My buddy Eloise is a gift, one I’m grateful for
every single day. I want to be just like her when I grow up, but I can’t
imagine even coming close. I could list a thousand reasons, but they all really come from the same place: her heart. It’s huge – so big that when you’re around her, you can’t see your own faults. She loves unconditionally, genuinely, and she’s happiest when the people around her are happy. So she works quietly to make sure they are.
Eloise is 95. She worked full-time until a couple of years ago. She still drives, still does volunteer work, still bakes goodies for the “old folks” at the nursing home. She makes care packages for us when we’re sick, packs snack bags for my Girl Scouts when we go camping, puts together thousands and thousands of booklets for the My Community and Me program, sends crisp dollar bills to college students once a week so they can go buy a soda while they’re studying, remembers what you like and finds ways to make sure you get it. She has put people through college, bought cars for folks in need, helped people find jobs.
She’s a devout Christian, and she is Jesus on Earth, the way Christians are supposed to be. If you’re sick, she’ll tend to you. If you’re hungry, she’ll feed you. If you need clothes or transportation, she’ll find it for you. She remembers birthdays and still sends thank you cards for the smallest of gestures.
I’m grateful
that she’s my friend because she’s one of the kindest, strongest, most giving
people I’ve ever known.
And she has a wicked sense of humor. Remind me
to tell you sometime about the six-month practical joke she and her husband
played on my family once … she got half the town involved, and it’s still one
of my favorite stories of all time.
I want my
daughter McKenzie to be just like her when she grows up, too. I suspect it’s a
little too late for me – I’m already surly and stingy and too old to change.
But McKenzie sees and hears and absorbs all that kindness and it makes my heart
swell.
Eloise gives
without any expectation of receiving. I’m not exaggerating. She’s a saint among
humans. She gives constantly. She has no
ulterior motives.
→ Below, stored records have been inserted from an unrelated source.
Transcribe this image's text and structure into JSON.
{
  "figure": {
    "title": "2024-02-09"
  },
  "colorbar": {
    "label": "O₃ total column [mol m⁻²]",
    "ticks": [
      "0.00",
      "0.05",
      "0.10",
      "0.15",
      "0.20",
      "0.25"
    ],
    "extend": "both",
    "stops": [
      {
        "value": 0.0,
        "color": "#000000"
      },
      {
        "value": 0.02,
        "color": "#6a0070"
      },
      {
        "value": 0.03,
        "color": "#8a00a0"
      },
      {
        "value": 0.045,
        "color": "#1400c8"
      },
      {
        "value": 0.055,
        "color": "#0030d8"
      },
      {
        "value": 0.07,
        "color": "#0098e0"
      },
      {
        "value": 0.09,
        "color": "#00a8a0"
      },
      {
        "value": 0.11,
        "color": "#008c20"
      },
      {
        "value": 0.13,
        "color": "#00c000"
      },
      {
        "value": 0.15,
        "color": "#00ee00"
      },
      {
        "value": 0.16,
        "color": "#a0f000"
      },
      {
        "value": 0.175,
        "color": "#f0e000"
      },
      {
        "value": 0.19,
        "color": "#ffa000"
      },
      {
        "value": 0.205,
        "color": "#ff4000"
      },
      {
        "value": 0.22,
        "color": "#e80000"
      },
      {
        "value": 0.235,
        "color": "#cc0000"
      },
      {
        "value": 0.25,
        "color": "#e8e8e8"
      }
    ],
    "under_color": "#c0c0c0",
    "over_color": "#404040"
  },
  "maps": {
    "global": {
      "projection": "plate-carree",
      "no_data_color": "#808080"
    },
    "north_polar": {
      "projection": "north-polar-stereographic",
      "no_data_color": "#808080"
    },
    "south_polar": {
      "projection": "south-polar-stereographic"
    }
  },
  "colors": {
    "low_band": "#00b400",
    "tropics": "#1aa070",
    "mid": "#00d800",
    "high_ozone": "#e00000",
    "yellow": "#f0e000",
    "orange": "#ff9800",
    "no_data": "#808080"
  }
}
She could care less about “things,” about wealth or fame or
status or attention … she likes people, and she likes to see others find happiness.
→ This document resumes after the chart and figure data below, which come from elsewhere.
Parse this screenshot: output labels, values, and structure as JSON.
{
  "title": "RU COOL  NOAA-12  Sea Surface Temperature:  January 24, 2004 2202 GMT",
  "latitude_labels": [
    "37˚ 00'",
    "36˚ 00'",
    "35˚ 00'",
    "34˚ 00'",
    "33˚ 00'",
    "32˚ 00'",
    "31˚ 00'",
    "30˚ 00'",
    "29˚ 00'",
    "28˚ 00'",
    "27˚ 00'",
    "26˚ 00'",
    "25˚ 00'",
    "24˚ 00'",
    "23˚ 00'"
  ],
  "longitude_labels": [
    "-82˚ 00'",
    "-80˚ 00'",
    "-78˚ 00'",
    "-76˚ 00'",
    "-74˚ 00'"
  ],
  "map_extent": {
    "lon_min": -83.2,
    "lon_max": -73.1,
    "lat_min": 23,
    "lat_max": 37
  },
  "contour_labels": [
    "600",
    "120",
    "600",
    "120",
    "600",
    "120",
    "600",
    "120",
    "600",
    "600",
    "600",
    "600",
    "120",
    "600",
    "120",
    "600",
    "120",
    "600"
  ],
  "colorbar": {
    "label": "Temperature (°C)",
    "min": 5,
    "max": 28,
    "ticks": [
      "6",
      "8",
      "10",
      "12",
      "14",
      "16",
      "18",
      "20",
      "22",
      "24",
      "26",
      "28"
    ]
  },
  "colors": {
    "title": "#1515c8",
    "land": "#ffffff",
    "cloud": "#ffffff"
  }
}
(She also likes basketball and tennis and football and has started watching
rugby, thanks to the wonders of modern television.)
She also makes
a mean Death by Chocolate cookie, and I’m so grateful for those that I can gain
3 pounds just thinking about them.
So on Day One
of my 30 Days of Gratitude, I am thankful most of all for Eloise, for her
unwavering faith in people, her unwavering faith in me.